Fünf Gründe für das Gesetz

Argument eins: Die Wiederherstellung der Natur sowie effektiver Naturschutz sind kein luxuriöser Zeitvertreib. Denn der Zustand der Natur in Europa verschlechtert sich drastisch. Im aktuellen Bericht zum Zustand der Natur in den EU-Staaten ist festgehalten, dass sich bereits mehr als 80 Prozent der europäischen Ökosysteme in einem schlechten oder sehr schlechten Zustand befinden.

Bild: H. Schild-Vogel

Iven Froese

ist Analyst im Bereich Biodiversität und Naturschutz beim Thinktank Adelphi in Berlin. Er arbeitet unter anderem zur Koexistenz von großen Beute­greifern und Menschen. Froese studierte Integriertes Ressourcen­management an der Berliner Humboldt-Universität mit Fokus auf Mensch-Natur-Inter­aktion und ökologische Ökonomie.

Laut der halbstaatlichen Weltnaturschutzunion IUCN ist derzeit fast jede vierte Spezies in Europa vom Aussterben bedroht. Allein in Deutschland haben wir seit 1970 rund 75 Prozent der Biomasse fliegender Insekten verloren!

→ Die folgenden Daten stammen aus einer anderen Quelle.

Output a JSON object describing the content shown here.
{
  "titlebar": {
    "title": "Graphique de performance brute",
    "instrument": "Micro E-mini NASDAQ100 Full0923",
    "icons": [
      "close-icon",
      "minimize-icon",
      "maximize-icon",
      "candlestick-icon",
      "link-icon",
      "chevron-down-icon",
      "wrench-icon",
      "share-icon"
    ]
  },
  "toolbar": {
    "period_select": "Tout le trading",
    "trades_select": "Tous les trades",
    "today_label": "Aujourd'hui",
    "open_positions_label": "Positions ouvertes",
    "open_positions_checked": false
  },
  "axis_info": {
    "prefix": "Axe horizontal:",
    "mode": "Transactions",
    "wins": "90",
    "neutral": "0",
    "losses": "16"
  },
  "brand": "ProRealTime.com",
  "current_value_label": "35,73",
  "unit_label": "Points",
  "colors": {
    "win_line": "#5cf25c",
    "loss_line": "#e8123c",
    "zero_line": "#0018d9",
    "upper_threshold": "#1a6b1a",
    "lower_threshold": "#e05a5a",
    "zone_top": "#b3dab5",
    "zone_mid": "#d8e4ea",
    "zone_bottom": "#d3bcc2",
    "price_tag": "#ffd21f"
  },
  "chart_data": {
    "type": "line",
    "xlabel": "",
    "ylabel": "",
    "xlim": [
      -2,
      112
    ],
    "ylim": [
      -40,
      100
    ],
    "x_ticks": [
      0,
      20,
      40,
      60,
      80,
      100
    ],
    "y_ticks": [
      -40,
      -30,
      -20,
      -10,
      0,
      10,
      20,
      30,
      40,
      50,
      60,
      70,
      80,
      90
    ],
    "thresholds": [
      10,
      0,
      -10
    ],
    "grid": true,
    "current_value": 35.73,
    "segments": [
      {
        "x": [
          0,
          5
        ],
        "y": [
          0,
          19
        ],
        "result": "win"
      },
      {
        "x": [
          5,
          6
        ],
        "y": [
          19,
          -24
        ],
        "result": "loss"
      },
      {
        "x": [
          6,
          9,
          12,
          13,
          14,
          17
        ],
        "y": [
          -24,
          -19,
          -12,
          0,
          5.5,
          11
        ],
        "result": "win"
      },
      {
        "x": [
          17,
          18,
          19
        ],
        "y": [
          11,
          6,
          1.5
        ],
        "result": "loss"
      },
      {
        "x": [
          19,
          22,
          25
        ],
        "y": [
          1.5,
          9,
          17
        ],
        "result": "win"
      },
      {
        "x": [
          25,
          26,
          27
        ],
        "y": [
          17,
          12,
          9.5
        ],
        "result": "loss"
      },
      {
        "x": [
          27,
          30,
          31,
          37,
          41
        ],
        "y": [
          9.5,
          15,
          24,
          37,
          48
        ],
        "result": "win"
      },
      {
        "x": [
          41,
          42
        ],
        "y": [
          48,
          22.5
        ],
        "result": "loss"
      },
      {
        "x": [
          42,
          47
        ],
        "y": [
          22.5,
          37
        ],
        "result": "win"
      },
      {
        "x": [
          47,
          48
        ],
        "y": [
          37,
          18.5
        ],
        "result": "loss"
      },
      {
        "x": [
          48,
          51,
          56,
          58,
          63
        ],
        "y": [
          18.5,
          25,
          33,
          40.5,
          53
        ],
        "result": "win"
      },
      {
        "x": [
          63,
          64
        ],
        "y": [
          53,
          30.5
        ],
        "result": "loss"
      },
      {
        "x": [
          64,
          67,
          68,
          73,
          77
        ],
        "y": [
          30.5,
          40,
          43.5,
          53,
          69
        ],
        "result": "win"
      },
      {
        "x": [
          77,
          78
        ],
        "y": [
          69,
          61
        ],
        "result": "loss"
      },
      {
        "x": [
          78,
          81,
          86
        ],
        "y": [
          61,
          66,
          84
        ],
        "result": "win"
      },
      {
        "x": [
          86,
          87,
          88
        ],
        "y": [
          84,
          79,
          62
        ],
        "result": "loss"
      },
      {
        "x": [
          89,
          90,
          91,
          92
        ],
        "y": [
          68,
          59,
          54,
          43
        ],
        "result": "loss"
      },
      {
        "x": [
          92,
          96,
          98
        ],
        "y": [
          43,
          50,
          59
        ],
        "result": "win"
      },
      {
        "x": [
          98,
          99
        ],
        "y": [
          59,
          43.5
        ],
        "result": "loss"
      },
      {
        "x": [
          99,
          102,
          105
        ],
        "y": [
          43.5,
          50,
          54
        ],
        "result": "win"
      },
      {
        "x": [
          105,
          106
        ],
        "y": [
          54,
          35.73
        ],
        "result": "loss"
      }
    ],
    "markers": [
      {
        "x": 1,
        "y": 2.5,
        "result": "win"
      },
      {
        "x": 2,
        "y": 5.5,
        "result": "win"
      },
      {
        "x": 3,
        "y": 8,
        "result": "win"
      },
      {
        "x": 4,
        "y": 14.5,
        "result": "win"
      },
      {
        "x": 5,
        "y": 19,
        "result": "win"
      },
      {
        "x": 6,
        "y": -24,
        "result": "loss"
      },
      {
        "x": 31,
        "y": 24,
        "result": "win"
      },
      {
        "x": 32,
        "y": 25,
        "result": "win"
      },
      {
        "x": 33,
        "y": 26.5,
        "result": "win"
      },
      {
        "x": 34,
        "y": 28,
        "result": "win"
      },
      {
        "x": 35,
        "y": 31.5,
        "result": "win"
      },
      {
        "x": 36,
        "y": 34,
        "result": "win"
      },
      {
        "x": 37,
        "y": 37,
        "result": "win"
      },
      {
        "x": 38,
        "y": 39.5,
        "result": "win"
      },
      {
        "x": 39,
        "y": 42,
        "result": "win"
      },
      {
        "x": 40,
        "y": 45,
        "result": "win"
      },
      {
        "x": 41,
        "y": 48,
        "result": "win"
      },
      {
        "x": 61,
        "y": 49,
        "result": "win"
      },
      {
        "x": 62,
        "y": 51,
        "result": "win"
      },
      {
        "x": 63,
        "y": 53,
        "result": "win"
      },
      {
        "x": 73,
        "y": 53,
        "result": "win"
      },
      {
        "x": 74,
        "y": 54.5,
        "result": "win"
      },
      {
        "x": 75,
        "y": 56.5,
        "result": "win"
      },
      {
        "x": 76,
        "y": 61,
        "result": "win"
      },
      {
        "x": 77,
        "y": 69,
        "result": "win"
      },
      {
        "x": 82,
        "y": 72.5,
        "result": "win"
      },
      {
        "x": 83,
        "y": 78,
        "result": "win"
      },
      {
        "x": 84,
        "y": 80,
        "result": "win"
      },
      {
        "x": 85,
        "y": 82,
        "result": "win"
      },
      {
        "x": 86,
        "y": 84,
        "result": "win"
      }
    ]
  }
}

Die Verordnung schlägt angesichts der aktuellen Geschwindigkeit des Habitatverlusts und Artensterbens wirksame übergeordnete Ziele vor. 20 Prozent der degradierten Land- und Meeresflächen der EU sollen bis 2030 wiederhergestellt werden. Bis 2050 sollen alle diese Gebiete wiederhergestellt sein, auch Feuchtgebiete, Wälder sowie städtische und landwirtschaftliche Ökosysteme.

Argument zwei: Die Wiederherstellung der Natur, wie sie die Verordnung vorsieht, gefährdet die Ernährungssicherheit in Europa nicht. Ganz im Gegenteil: Tatsächlich sind 84 Prozent unserer Nutzpflanzen zumindest teilweise von der Bestäubung durch Insekten abhängig.

Jene Insekten sterben jedoch in Folge der modernen Intensiv-Landwirtschaft und der Anwendung von Pestiziden aus – Stichwort Insektensterben. Um die Ernährungssicherheit in Europa langfristig gewährleisten zu können, müssen wir also dringend die Lebensräume von Bestäuberpopulationen wiederherstellen und somit deren Existenz schützen.

Argument drei: Die ökologische Wiederherstellung von Flächen schließt deren landwirtschaftliche Nutzung nicht aus. Nach der vorgeschlagenen Verordnung können auf solchen Flächen weiterhin landwirtschaftliche und andere wirtschaftliche Tätigkeiten ausgeübt werden.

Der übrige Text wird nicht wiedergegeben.